The present studies were undertaken to ascertain whether or not an alteration in the availability of serotonin (5HT) can modify central noradrenergic function at the level of the noradrenaline (NA) receptor coupled adenylate cyclase system in brain. The chronic but not acute administration of the 5HT uptake inhibitors amitriptyline and chlorimipramine reduced the sensitivity of the cyclic AMP generating system to NA in the limbic forebrain. This subsensitivity was linked to a decrease in the Bmax value of beta-adrenergic binding sites without appreciable changes in the Kd values, as assessed by specific 3H-dihydroalprenolol binding. The specific 5HT uptake inhibitor fluoxetine did not change either the responsiveness of the cyclic AMP generating system to NA or the density of beta-adrenergic receptor sites. Raphé lesions which selectively reduced the level of 5HT also did not cause any changes in the neurohormonal responsiveness or the density of beta-adrenergic receptor sites. In contrast, medial forebrain bundle lesions which reduced the levels of both 5HT and catecholamines (NA and dopamine) in the forebrain, increased the responsiveness of the cyclic AMP generating system to NA. It can thus be concluded that a selective change in the availability of 5HT per se does not modify noradrenergic receptor function at the level of the NA receptor coupled adenylate cyclase system. The subsensitivity of the noradrenergic receptor system developed following amitriptyline and chlorimipramine may in all likelihood be due to the in vivo conversion to the secondary amines, nortriptyline and desmethylchlorimipramine respectively. These secondary amine metabolites are potent inhibitors of the NA reuptake and consequently could be responsible for the demonstrated in vivo down-regulation of central adrenergic receptor function (homospecific down-regulation).

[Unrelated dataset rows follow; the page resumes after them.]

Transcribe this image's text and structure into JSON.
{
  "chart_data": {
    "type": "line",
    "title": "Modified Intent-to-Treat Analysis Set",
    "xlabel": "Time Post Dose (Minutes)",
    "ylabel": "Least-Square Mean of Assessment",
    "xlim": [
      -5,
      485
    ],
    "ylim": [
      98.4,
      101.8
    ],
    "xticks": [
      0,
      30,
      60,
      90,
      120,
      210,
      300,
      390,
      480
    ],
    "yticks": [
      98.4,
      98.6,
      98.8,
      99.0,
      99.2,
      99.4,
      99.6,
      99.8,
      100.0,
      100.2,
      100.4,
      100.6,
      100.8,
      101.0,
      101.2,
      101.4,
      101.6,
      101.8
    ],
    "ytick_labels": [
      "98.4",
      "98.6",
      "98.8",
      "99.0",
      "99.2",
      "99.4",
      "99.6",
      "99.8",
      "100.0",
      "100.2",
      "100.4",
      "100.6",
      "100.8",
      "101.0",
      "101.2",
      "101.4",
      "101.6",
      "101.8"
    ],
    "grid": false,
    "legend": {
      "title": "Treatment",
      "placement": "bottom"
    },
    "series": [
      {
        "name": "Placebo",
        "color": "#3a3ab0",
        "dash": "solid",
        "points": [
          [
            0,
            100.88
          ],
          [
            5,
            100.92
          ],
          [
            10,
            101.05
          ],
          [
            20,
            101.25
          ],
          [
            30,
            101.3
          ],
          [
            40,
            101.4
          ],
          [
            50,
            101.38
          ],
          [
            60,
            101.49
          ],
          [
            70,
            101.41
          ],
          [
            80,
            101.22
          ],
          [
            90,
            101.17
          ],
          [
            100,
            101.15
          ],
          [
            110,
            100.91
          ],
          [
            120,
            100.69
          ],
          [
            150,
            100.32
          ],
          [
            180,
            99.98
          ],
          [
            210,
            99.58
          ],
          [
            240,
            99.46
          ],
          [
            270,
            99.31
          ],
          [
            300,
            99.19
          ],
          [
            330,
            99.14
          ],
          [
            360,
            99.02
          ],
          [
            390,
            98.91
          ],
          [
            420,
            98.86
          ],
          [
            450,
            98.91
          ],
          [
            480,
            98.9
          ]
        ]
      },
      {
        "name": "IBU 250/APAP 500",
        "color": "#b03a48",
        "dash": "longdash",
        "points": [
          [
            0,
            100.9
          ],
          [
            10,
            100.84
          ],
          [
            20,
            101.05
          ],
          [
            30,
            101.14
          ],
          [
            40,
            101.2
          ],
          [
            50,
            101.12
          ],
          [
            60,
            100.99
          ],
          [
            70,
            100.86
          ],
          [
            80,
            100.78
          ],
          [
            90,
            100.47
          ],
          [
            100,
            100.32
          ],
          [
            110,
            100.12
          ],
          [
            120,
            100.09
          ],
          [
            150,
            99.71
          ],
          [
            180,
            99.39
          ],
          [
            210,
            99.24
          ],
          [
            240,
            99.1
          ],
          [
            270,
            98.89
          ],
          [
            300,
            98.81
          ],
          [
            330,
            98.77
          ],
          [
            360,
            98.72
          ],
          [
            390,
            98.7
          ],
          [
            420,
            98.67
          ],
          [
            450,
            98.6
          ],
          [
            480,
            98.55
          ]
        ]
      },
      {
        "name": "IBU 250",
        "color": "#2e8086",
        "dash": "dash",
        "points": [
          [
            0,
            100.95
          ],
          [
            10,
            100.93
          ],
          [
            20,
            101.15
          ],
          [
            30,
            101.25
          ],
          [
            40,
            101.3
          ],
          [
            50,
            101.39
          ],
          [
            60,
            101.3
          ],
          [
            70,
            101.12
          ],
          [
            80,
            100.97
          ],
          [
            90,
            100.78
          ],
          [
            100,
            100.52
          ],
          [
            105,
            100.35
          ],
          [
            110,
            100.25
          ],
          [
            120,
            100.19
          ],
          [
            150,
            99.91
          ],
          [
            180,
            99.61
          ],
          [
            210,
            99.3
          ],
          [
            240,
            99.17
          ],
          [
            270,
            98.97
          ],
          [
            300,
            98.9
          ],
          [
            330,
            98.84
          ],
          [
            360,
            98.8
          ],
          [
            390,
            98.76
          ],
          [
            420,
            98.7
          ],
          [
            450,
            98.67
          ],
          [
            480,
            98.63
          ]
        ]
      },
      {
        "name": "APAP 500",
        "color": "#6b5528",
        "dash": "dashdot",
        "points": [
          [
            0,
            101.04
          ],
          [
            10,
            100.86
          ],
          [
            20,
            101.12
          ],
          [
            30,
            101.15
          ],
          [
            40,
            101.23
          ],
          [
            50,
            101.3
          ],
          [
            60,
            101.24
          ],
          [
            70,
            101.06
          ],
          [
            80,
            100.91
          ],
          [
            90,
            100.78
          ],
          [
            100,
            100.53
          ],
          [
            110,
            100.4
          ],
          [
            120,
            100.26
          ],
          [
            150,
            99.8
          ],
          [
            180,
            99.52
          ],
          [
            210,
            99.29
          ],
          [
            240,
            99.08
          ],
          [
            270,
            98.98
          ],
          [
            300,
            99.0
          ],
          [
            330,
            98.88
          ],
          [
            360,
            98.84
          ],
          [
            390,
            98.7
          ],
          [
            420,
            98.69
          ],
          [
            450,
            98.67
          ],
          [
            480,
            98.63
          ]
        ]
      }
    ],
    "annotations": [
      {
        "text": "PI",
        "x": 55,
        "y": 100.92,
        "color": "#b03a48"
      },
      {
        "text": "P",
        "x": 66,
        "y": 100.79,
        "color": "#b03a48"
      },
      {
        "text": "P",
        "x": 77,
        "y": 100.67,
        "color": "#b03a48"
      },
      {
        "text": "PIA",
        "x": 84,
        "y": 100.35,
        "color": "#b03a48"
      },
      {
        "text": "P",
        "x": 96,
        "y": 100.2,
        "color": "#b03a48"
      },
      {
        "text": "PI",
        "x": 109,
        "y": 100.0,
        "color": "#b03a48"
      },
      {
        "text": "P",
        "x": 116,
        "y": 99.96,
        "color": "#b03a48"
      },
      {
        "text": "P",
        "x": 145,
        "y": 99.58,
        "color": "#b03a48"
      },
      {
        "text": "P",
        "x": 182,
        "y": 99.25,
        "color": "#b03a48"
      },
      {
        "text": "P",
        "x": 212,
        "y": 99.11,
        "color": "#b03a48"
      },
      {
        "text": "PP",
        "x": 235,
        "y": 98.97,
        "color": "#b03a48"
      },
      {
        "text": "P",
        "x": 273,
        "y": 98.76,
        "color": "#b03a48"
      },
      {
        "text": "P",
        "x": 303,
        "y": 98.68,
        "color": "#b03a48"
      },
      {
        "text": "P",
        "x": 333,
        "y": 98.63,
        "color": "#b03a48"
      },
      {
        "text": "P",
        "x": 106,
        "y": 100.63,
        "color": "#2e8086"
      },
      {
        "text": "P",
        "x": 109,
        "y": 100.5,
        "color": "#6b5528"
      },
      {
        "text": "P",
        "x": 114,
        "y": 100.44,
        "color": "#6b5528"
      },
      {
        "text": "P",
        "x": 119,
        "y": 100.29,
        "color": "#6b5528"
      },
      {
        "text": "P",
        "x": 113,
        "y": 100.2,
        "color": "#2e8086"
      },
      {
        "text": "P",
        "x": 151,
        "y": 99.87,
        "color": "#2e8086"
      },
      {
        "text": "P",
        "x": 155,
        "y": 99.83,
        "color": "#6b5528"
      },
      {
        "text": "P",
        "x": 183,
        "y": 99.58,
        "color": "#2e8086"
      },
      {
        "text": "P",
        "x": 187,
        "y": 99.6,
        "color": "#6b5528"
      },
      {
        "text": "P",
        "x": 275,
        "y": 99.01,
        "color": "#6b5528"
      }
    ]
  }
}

本研究旨在确定血清素(5HT)可用性的改变是否会在大脑中去甲肾上腺素(NA)受体偶联腺苷酸环化酶系统水平上改变中枢去甲肾上腺素能功能。5HT摄取抑制剂阿米替林和氯米帕明的慢性而非急性给药降低了边缘前脑中环磷酸腺苷生成系统对NA的敏感性。通过特异性3H-二氢阿普洛尔结合评估,这种亚敏感性与β-肾上腺素能结合位点的Bmax值降低有关,而Kd值没有明显变化。特异性5HT摄取抑制剂氟西汀既没有改变环磷酸腺苷生成系统对NA的反应性,也没有改变β-肾上腺素能受体位点的密度。选择性降低5HT水平的中缝核损伤也没有引起神经激素反应性或β-肾上腺素能受体位点密度的任何变化。相反,降低前脑中5HT和儿茶酚胺(NA和多巴胺)水平的内侧前脑束损伤增加了环磷酸腺苷生成系统对NA的反应性。因此可以得出结论,5HT可用性的选择性改变本身不会在NA受体偶联腺苷酸环化酶系统水平上改变去甲肾上腺素能受体功能。阿米替林和氯米帕明后出现的去甲肾上腺素能受体系统亚敏感性很可能是由于体内分别转化为仲胺去甲替林和去甲氯米帕明。这些仲胺代谢产物是NA再摄取的有效抑制剂,因此可能是体内中枢肾上腺素能受体功能下调(同特异性下调)的原因。